John Tudor, former pitcher for the St. Louis Cardinals, once said, “A rumor without a leg to stand on will get around some other way.” But when it comes to the securities markets, the SEC recently proclaimed that if a broker-dealer’s or investment advisor’s lax policies allow a rumor to “get around some other way,” the firm could pay through an enforcement action.

On July 13, 2008, the SEC announced its intention to conduct immediate examinations to determine whether entities’ supervisory and compliance controls are reasonably designed to prevent potentially manipulative conduct, such as the intentional creation or spreading of false information intended to affect securities prices. Chairman Cox said that “[t]he examinations . . . are aimed at ensuring that investors continue to get reliable, accurate information about public companies in the marketplace.” The examinations will be conducted by the SEC’s Office of Compliance Inspections and Examinations, FINRA, and NYSE Regulation, Inc.

This is not the first regulatory foray into the rumor mill. In March 2008, FINRA announced that it, NYSE Regulation, Inc., and the Options Regulatory Surveillance Authority would coordinate efforts to heighten the monitoring and investigation of trading activity of issuers that may be subject to credit market-related volatility. FINRA then warned that “intentionally spreading false rumors or engaging in collusive activity to impact the financial condition of an issuer will not be tolerated and will be vigorously and aggressively investigated.”
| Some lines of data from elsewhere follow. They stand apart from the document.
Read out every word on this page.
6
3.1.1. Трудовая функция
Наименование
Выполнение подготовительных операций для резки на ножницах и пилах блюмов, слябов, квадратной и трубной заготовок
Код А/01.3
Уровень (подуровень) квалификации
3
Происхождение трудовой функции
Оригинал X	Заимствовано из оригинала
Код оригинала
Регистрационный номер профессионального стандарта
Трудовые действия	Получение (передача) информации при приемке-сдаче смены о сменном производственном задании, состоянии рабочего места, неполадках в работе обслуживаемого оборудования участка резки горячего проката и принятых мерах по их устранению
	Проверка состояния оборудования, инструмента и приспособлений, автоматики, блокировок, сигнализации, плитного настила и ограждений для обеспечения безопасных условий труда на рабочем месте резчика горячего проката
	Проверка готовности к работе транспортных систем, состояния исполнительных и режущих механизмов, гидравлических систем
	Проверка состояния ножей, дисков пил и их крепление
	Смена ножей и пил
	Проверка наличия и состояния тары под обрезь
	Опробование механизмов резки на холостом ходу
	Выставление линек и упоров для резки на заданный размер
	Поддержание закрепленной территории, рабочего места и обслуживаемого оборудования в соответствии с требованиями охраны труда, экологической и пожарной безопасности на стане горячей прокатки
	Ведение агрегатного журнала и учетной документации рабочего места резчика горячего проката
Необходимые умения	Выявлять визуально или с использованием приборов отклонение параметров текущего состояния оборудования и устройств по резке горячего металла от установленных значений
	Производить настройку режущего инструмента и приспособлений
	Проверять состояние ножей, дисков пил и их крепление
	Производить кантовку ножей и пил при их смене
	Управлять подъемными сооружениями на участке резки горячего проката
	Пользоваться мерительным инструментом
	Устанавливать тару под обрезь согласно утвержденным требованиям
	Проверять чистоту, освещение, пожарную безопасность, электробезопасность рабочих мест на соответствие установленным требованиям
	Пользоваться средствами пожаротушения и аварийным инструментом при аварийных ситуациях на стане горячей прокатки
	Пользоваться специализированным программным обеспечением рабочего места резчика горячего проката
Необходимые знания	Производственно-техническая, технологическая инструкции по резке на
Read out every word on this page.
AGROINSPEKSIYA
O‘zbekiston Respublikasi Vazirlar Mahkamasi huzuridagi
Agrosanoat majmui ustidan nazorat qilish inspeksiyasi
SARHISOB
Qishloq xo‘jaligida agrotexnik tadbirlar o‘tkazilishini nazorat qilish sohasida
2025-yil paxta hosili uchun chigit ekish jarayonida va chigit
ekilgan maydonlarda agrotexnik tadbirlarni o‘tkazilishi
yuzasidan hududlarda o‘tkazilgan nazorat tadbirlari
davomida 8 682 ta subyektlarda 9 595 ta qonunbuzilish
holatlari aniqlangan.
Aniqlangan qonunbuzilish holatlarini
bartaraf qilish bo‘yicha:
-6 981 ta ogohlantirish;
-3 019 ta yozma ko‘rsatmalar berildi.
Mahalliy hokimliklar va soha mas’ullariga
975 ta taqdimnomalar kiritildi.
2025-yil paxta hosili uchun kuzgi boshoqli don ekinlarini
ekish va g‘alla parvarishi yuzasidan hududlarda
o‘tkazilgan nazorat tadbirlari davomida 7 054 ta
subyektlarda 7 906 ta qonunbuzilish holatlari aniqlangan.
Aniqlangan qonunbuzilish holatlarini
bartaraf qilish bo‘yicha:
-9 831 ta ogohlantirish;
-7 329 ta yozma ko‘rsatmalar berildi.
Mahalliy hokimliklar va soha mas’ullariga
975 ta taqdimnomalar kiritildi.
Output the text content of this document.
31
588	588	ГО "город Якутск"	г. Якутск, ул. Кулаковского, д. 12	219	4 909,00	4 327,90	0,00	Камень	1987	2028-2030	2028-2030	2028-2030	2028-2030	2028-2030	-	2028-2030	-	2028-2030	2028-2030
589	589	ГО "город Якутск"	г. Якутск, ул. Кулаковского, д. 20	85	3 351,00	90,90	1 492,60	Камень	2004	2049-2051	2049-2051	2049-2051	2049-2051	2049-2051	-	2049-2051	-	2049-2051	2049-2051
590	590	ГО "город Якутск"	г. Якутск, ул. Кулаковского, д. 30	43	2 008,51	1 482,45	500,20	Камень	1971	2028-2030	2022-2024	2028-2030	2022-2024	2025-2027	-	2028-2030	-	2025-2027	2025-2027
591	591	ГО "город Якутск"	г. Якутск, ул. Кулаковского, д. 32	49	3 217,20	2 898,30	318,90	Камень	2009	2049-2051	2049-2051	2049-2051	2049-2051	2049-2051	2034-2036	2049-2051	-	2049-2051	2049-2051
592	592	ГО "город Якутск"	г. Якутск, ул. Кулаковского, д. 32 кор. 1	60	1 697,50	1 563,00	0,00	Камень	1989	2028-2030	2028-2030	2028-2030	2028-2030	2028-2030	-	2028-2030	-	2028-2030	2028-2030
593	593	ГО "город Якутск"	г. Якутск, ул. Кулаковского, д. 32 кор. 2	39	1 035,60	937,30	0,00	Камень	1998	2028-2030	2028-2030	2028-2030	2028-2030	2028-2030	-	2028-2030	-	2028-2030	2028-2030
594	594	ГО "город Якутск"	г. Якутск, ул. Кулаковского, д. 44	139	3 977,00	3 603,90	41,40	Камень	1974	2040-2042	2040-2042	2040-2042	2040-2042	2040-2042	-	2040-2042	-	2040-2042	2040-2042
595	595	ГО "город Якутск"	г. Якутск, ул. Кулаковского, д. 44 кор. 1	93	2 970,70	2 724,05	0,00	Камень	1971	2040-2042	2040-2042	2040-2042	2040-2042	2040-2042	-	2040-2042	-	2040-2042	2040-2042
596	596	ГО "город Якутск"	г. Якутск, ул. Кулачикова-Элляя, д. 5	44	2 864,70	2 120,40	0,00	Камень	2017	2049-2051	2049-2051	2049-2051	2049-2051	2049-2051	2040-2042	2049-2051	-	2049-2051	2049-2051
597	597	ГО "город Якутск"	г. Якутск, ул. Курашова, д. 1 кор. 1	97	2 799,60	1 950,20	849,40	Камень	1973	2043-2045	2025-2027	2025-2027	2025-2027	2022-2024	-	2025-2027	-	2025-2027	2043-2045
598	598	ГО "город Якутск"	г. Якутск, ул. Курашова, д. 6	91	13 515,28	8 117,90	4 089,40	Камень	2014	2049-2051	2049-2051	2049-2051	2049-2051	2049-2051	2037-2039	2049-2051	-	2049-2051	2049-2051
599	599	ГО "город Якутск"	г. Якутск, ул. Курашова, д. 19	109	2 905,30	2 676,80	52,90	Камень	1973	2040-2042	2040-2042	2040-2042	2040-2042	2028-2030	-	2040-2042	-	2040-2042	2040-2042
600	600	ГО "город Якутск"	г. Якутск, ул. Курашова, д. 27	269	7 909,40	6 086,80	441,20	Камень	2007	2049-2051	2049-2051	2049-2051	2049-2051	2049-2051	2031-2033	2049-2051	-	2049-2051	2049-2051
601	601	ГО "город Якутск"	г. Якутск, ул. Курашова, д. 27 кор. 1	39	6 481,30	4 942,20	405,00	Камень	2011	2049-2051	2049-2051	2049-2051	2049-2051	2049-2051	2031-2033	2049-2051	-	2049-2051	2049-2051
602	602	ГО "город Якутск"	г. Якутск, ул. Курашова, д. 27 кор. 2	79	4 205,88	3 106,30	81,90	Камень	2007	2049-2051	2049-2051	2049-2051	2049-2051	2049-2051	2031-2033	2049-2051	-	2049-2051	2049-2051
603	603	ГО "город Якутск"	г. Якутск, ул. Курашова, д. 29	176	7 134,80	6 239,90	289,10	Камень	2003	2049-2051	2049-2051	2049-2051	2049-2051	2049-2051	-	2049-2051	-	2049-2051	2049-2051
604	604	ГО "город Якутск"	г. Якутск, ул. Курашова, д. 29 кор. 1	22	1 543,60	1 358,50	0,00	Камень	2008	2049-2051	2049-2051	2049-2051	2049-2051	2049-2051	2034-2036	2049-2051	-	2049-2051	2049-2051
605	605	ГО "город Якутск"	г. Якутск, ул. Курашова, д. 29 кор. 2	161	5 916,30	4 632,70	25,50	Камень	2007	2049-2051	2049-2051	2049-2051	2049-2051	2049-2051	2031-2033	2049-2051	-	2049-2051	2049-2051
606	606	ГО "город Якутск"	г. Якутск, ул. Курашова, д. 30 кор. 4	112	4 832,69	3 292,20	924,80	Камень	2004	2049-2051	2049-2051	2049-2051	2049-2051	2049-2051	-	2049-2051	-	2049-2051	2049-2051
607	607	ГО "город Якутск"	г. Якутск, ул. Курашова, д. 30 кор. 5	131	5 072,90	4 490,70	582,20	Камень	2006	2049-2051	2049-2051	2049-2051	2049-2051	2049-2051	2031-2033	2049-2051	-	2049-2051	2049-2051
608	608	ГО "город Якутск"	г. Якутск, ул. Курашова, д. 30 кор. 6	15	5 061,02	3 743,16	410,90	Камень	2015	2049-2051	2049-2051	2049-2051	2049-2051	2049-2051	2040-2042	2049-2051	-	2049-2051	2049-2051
Firms preparing for an examination should review their supervisory and compliance controls over communications by firm personnel. Because manipulative activity such as spreading rumors typically requires dissemination to numerous third parties, firms should particularly focus on controls over representatives’ mass communications with outside personnel. Mass communications methods – such as fax, email, and instant messages – pose particular compliance risks and, thus, should be a compliance focus. In addition, regulators will favorably view comprehensive training on avoiding the spread of rumors.

Although currently focused on monitoring and examining firms, the increased regulatory interest could blossom into enforcement actions against firms as well. Numerous provisions of the securities laws and attendant regulations prohibit the circulation of false or misleading rumors. See, e.g., NASD Rule 5120(e) / NYSE Rule 435(5); NASD Rule 2110 / NYSE Rule 476; Exchange Act §§ 9(a) and 10(b); Securities Act § 17(a); and IAA § 206. Thus, to help keep an examination from becoming an enforcement matter, broker-dealers and investment advisors are well-advised to ensure tight internal controls and procedures in this area.

The SEC this year has already demonstrated its willingness to pursue enforcement on these issues. In April 2008, the SEC settled with Paul S. Berliner, a trader formerly associated with Schottenfeld Group, LLC, for alleged securities fraud and market manipulation. The SEC accused Mr. Berliner of spreading a false rumor about a lower takeover price for a company, which he disseminated through instant messages to traders at brokerage firms and hedge funds. Mr. Berliner short-sold the company’s stock and profited when, within 30 minutes of sending the false rumor, the company’s share price fell significantly. Among other things, Mr. Berliner agreed to disgorgement of $26,129, a third-tier civil penalty of $130,000, and a permanent bar from associating with any broker-dealer. See Litigation Release No. 20537 (April 24, 2008). On July 15, 2008, Chairman Cox also stated that other investigations have been underway for the past several months.

Rumors have a long history on Wall Street, and the SEC’s recent announcement comes at a time of great uncertainty in the markets. Among other things, the recent demise of a large financial firm has popularly been blamed on false rumors. More recently, a multitude of rumors have circulated about established mortgage and financial companies, with each suffering falling share prices. In light of the increased regulatory focus on the spread of rumors, compliance officers should take steps to prevent the next legless rumor from finding wheels at their firms.